“El Vendedor de Mapas Imaginarios: Un Viaje de Almas”
EL VENDEDOR DE MAPAS IMAGINARIOS
En un rincón polvoriento de La Paz, entre el bullicio del mercado y el ruido de los microbuses, se sentaba cada tarde un anciano con una mesa plegable y una caja de madera desgastada. No vendía fruta, ni billetes de lotería, ni baratijas turísticas.
Vendía mapas.
.
.
.

Pero no eran mapas comunes.
—¿Adónde van estos mapas? —le preguntó el curioso.
—Depende —respondió sin levantar la vista—. Algunos te llevan a un lugar perdido. Otros, a donde aún no te has atrevido a ir.
Se llamaba Nazario. Tenía 82 años, las manos manchadas de tinta y una caligrafía perfecta como la de los antiguos maestros. Cada mapa estaba dibujado a mano, con senderos extraños, nombres inventados, islas invisibles, cordilleras con forma de emociones. Algunos tenían títulos como «El desierto de lo no contado», «El archipiélago del perdón» o «El laberinto de los días que no fueron». Y cada uno, en una esquina, tenía escrito: “Usar solo en caso de pérdida del alma”.
Al principio, la gente pensó que era un artista excéntrico. Pero poco a poco, las cosas empezaron a cambiar.
Un hombre que no había hablado con su hija en años le compró un mapa titulado “El Sendero del Orgullo Desinflado”. Días después, apareció con los ojos húmedos y una carta en el bolsillo: “Lo encontré”. El camino estaba listo.
Una mujer, que había perdido a su esposo en un accidente, pidió el mapa más pequeño.

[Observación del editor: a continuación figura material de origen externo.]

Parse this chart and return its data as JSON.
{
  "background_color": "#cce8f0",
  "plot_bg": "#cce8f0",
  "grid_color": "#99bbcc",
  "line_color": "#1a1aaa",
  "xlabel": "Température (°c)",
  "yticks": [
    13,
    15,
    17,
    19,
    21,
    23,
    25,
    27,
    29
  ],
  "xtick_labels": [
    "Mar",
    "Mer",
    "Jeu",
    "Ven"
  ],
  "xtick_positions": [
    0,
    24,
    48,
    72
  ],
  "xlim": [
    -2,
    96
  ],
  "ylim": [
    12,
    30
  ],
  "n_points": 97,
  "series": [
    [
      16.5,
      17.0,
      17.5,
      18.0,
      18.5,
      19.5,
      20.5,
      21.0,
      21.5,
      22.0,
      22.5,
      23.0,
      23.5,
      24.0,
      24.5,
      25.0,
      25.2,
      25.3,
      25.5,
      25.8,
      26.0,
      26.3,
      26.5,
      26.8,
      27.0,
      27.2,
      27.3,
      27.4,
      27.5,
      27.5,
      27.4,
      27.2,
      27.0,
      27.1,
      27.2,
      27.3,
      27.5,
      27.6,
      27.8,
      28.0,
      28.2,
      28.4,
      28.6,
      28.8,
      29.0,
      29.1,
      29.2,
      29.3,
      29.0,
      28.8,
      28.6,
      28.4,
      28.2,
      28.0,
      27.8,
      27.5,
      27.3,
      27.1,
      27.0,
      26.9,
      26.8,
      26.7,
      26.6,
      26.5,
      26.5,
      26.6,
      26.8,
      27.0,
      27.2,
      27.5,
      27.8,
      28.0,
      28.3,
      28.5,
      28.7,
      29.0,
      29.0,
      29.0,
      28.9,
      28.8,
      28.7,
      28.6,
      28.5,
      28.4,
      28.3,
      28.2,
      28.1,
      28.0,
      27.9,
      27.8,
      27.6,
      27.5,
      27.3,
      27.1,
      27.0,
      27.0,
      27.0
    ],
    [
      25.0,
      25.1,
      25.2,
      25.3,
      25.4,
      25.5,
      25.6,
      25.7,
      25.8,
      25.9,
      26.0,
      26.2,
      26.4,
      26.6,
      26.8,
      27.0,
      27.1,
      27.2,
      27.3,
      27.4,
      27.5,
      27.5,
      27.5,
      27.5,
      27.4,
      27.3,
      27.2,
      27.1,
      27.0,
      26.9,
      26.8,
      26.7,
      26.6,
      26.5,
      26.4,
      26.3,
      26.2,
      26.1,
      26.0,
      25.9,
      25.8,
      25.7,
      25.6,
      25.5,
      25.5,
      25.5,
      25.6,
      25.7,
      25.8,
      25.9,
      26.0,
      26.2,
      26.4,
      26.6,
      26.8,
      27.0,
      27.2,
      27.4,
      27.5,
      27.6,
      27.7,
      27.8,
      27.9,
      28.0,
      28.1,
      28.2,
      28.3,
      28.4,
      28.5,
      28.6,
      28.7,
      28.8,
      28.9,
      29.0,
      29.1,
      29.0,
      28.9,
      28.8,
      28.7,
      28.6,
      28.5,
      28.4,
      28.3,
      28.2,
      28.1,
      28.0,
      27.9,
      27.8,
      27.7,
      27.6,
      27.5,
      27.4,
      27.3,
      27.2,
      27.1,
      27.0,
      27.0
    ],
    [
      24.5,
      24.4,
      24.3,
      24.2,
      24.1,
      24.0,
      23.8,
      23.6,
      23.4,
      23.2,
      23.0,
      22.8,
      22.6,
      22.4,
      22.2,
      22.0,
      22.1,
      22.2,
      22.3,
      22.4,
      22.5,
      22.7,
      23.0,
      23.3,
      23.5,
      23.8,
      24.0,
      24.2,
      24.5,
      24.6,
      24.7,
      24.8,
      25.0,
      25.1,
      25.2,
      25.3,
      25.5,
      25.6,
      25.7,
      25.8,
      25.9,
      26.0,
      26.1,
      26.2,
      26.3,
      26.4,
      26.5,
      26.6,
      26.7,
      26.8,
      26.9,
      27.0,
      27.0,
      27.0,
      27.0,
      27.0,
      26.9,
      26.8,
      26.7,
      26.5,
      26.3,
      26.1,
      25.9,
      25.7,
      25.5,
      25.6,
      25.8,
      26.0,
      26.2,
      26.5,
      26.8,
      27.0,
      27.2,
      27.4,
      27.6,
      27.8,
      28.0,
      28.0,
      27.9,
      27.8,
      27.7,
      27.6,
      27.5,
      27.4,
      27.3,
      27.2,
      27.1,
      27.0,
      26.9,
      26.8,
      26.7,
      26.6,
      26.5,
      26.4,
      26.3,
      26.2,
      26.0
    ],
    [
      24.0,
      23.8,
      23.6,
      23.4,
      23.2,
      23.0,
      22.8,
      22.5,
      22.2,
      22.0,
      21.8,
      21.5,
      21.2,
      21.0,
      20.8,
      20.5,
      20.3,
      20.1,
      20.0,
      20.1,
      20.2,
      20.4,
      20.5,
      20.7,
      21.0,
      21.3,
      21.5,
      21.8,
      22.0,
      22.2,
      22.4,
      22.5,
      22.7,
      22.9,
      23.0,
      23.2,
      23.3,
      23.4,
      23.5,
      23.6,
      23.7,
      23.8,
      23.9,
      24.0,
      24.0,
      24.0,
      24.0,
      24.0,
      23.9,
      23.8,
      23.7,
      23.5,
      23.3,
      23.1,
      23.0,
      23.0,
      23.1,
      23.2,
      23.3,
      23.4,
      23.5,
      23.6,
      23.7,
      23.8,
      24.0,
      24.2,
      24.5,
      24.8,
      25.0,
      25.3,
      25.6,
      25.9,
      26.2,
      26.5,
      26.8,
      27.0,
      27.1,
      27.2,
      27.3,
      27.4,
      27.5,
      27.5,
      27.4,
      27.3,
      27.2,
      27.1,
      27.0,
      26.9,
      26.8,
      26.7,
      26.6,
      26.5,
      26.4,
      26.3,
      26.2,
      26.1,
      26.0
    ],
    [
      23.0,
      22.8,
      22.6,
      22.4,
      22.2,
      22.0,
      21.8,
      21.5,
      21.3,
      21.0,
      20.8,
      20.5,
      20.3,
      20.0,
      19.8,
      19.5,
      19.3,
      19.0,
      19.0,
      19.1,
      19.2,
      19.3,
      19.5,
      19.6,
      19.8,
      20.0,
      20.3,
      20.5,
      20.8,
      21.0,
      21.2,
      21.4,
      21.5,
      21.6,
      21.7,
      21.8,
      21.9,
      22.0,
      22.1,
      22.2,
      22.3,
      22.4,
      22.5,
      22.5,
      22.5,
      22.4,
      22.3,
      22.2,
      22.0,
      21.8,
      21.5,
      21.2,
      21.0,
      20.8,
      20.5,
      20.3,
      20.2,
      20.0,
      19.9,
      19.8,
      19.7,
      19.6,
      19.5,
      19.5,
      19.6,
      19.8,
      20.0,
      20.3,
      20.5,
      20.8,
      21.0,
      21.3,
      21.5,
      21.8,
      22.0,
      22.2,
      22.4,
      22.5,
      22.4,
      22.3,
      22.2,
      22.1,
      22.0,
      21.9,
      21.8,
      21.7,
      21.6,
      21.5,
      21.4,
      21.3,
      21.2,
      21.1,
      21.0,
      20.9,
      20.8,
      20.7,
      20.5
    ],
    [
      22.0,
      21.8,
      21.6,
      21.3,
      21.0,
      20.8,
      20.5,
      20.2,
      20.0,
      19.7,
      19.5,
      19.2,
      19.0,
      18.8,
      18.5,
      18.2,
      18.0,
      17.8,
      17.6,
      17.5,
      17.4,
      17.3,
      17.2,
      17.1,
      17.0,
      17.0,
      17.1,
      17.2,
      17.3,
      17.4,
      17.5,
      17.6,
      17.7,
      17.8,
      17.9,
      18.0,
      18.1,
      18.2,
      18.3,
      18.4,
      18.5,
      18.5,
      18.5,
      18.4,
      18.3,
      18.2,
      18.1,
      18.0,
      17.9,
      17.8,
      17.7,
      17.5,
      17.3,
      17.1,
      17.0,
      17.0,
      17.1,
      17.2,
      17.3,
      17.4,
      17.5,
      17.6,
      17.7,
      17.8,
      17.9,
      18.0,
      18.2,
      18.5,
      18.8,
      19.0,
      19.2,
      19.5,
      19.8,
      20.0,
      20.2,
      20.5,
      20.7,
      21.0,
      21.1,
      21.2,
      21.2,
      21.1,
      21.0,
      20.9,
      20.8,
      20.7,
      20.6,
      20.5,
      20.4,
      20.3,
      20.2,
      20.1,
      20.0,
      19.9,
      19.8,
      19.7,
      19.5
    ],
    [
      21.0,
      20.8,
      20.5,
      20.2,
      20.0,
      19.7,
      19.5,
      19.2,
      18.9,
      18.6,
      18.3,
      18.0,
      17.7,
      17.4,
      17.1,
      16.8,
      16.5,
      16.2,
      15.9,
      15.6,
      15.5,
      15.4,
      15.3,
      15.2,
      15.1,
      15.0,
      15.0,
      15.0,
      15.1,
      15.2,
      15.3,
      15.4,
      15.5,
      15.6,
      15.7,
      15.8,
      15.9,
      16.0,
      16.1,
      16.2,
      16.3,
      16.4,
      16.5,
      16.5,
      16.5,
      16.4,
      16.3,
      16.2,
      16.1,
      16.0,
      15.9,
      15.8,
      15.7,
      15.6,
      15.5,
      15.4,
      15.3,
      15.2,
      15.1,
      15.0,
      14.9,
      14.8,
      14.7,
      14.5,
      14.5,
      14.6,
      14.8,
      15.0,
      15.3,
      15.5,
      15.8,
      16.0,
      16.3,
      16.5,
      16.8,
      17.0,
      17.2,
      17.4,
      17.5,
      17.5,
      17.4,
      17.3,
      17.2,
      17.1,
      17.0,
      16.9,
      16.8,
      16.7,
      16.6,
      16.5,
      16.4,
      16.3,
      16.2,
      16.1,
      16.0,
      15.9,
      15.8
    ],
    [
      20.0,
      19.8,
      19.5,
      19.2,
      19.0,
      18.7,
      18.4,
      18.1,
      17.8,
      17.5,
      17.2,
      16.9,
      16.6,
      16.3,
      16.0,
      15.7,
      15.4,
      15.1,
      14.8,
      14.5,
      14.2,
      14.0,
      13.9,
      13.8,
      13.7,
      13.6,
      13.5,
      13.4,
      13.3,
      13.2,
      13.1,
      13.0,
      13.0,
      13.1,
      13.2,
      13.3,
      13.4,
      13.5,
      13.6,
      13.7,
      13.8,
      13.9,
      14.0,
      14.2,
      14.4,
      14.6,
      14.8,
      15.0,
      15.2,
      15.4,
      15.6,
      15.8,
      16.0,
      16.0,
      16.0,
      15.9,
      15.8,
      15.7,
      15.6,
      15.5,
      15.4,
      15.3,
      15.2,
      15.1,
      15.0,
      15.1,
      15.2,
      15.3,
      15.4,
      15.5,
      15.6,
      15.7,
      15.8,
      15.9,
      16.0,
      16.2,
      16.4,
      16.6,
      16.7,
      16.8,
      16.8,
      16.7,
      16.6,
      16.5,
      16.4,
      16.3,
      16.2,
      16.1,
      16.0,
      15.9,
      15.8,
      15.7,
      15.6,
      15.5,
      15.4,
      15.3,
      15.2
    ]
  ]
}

Era solo una hoja con una línea y una palabra: “Vuelve”. Lo llevó al cementerio. Y entonces, por primera vez en meses, durmió sin pastillas.
Un niño con problemas de habla se llevó un mapa lleno de criaturas mágicas, castillos voladores y palabras inventadas. Día a día, empezó a inventar historias y a contárselas a sus compañeros con gestos y ruidos. Y todos lo entendían.
Un día, llegó Helena, una joven trabajadora social agotada de intentar cambiar el mundo con tan poco. Se acercó a Nazario con una mezcla de escepticismo y ternura.
—Y tú… ¿Crees que los mapas realmente ayudan?
Nazario la miró primero a los ojos.
—No son mapas, señorita. Es lo que uno decide buscar.
Ella se sentó. Él le pidió uno. El anciano sacó un pequeño pergamino, enrollado con hilo rojo.
—No abras este hasta que sientas que ya no puedes más.
Lo guardó en su cartera. Lo llevó consigo durante meses. Él se olvidó de él. Hasta que una noche, en el baño de un hospital, llorando de Agotada, lo encontró por casualidad.
Él la abrió.
Solo tenía una frase:
“Aún no has llegado. Sigue caminando. Te estás acercando”.
Helena salió del baño con una sonrisa que no había lucido en semanas.
Tiempo después, cuando regresó a buscar a Nazario, ya no estaba. Solo la mesa, la caja vacía… y un mapa pegado a la madera, titulado:
“El lugar donde llegan los que nunca se rinden”.
Y en esa esquina, donde ya no había ningún vendedor, la gente seguía deteniéndose. Porque hay viajes que no empiezan con un destino… sino con la valentía de preguntarse adónde uno realmente quiere ir.